Parkverbot im Gespräch

„Die Patronatskirche wird nicht nur von Schulzendorfern, sondern auch von vielen Auswärtigen mit dem Auto besucht. Es gibt aber nicht ausreichend Parkmöglichkeiten im Altdorf“, sagte Herbert Burmeister (Linke). Das führe immer wieder zur Unzufriedenheit bei den Anwohnern. Es gebe unterschiedliche Überlegungen, wie man die Parksituation verbessern könne. Rund um die Kirche ein Parkverbot zu verhängen, sei hingegen nach Ansicht des Patronatskirchenvereins nicht möglich. „Wir können die Künstler nicht ihre Instrumente in die Kirche schleppen lassen. Auch wenn es dort ein Catering gibt, müssen Dinge in die Kirche getragen werden“, so Burmeister. Zumindest für einen ausgewählten Personenkreis solle es daher die Möglichkeit geben, vor der Patronatskirche zu parken.

Zweiter Parkplatz bei der neuen Kita

„Dass der Parkplatz demnächst kommt, steht außer Frage“, sagte Joachim Kolberg (CDU). Teilweise sei die Parksituation so problematisch, dass Kirchenbesucher an der Bushaltestelle parkten. Mit einem Parkplatzbau wolle man das Parken auf der Straße verhindern. Bei der Begehung ginge es darum zu eruieren, ob und wie ein Parkplatz befestigt werde. „Wir werden einen Planer beauftragen.

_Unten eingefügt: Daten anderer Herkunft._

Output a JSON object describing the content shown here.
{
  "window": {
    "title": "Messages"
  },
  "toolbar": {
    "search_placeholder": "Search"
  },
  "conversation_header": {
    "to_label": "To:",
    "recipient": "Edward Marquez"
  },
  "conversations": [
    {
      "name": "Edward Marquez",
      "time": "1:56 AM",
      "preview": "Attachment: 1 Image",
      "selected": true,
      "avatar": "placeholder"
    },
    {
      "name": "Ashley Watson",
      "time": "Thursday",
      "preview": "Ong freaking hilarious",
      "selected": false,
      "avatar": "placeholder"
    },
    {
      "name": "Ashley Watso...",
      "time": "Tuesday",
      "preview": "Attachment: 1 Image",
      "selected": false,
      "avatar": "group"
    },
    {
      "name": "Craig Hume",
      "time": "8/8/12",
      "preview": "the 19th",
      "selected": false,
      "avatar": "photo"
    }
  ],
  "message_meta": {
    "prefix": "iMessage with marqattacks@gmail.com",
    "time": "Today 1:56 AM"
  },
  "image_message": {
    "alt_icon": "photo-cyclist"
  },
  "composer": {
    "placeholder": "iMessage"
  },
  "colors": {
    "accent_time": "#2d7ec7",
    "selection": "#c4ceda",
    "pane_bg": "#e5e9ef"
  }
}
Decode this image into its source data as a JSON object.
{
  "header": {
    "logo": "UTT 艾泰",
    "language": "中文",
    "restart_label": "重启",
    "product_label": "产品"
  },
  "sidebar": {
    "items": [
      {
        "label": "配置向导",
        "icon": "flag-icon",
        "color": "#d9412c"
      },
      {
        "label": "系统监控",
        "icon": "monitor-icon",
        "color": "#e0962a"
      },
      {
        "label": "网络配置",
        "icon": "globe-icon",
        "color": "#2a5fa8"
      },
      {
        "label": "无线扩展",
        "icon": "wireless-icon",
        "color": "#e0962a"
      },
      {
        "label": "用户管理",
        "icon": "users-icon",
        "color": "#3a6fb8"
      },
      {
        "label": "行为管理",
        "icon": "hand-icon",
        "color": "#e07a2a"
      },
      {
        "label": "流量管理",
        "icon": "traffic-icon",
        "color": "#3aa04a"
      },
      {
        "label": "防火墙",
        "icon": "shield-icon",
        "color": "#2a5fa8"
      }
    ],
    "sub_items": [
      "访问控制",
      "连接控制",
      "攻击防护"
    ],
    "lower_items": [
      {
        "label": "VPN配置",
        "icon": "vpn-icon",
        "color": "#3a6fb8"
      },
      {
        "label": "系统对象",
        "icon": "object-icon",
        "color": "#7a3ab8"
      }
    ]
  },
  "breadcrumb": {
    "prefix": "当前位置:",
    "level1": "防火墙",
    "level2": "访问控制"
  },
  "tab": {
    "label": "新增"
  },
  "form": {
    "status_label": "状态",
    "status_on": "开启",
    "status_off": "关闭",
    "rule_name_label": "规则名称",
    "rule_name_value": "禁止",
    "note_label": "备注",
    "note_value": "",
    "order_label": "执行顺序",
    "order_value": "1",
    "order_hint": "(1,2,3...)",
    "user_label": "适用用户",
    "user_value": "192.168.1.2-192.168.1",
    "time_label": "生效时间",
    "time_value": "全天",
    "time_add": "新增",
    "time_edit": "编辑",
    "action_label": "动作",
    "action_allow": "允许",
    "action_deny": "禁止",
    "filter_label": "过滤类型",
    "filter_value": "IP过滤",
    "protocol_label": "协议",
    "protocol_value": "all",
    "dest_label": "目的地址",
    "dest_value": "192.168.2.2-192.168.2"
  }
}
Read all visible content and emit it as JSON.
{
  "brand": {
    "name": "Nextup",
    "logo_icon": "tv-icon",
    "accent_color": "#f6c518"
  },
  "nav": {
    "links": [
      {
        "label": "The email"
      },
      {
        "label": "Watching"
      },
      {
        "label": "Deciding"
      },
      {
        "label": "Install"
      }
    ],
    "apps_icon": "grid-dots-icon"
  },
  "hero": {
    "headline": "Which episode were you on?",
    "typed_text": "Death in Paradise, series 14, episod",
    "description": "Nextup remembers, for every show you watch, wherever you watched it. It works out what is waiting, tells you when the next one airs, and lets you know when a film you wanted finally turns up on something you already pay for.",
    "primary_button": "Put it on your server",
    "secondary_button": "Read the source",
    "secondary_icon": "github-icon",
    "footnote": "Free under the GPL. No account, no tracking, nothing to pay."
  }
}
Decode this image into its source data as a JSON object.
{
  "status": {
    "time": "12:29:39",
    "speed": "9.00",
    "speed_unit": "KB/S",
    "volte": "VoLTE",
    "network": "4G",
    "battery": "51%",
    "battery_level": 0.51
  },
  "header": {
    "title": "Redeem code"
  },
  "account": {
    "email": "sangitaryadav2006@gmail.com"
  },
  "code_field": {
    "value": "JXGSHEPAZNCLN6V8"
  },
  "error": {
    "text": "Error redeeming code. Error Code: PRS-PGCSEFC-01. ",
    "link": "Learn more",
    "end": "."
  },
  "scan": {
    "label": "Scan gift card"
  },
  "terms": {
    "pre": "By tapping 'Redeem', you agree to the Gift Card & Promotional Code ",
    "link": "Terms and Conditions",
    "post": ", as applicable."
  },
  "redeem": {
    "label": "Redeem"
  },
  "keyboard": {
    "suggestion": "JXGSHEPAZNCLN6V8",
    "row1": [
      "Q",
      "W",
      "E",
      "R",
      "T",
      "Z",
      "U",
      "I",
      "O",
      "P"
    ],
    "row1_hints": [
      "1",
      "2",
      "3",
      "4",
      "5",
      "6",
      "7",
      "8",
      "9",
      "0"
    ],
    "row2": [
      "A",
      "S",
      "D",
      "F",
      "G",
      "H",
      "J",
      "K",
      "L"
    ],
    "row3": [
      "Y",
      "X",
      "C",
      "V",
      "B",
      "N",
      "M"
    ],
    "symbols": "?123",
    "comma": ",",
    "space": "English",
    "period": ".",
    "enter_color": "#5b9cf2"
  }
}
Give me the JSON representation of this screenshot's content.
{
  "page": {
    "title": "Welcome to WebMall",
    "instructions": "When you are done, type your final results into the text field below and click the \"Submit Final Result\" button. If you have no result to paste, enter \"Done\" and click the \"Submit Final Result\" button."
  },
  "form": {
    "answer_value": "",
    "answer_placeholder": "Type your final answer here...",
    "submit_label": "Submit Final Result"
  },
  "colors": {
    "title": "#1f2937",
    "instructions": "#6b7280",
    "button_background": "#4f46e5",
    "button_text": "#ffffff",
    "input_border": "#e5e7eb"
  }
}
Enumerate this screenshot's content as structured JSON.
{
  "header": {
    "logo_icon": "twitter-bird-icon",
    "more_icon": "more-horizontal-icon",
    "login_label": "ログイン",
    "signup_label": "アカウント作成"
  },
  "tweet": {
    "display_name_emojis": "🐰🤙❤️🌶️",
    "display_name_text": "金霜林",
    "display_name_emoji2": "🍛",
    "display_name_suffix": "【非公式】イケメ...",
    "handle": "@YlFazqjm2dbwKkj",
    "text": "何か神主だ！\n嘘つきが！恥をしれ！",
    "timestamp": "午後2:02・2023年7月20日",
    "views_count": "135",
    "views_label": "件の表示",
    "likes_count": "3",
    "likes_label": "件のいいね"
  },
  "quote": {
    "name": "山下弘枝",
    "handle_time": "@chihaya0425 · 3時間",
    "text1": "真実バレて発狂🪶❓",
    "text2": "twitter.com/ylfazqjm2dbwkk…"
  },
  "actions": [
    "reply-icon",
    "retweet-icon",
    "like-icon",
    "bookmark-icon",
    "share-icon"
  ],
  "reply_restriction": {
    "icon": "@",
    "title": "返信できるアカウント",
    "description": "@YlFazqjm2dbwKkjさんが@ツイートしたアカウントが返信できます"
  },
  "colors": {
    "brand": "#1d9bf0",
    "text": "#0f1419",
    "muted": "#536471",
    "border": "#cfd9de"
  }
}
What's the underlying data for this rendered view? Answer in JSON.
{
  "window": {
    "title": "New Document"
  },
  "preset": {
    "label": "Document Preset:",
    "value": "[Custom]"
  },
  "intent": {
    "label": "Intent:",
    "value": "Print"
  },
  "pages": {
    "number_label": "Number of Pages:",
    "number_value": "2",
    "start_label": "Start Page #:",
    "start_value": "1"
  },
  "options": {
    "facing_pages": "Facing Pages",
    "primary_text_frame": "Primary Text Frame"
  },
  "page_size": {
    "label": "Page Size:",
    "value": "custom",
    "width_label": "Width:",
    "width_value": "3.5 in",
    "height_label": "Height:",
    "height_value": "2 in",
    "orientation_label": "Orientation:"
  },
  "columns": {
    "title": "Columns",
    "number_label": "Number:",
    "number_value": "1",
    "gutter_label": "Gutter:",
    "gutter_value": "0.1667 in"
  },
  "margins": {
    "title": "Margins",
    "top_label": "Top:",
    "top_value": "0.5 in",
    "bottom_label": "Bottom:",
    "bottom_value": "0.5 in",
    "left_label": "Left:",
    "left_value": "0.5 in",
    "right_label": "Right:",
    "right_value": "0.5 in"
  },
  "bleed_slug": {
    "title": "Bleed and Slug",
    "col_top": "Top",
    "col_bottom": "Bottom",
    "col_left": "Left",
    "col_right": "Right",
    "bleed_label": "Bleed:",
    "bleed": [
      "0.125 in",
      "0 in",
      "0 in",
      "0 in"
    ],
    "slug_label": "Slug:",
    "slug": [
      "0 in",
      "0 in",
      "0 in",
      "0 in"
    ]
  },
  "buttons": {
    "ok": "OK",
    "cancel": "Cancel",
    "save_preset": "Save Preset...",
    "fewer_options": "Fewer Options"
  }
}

Er soll sagen, wie viele Parkplätze dort möglich sind“, sagte Kolberg. Für eine abschließende Entscheidung sei eine Ortsbegehung sinnvoll. „Wir brauchen ein Verkehrslenkungsmaßnahme, so dass die Leute gezwungen sind, tatsächlich auf den Parkplatz zu fahren“, sagte der CDU-Mann. Ferner bestünde ab März 2018 eine weitere öffentliche Parkmöglichkeit für Besucher der Kirche bei der Kita in der Ernst-Thälmann-Straße. „Daneben haben wir mit der Fertigstellung der neuen Kita im Ritterschlag einen weiteren öffentlichen Parkplatz, der am Tage von den Angestellten der Kita benutzt wird, aber abends und am Wochenende von jedem bei Veranstaltungen der Patronatskirche benutzt werden kann. Das ist fußläufig entfernt“, sagte Kolberg.

„Die Angebote der Kirche werden sehr gut angenommen mit dem Nebeneffekt, dass Besucher vor der Kirche, auf den Seitenstreifen, der Straße parken“, sagte Andreas Körner (Grüne). Die Feuerwehr komme dort nicht durch, die Anwohner beklagten sich. „Wir müssen dort eine Lösung finden. Es muss Geld bereitgestellt werden, um im benachbarten Hinterhof eine Parkmöglichkeit zu schaffen", sagte Körner.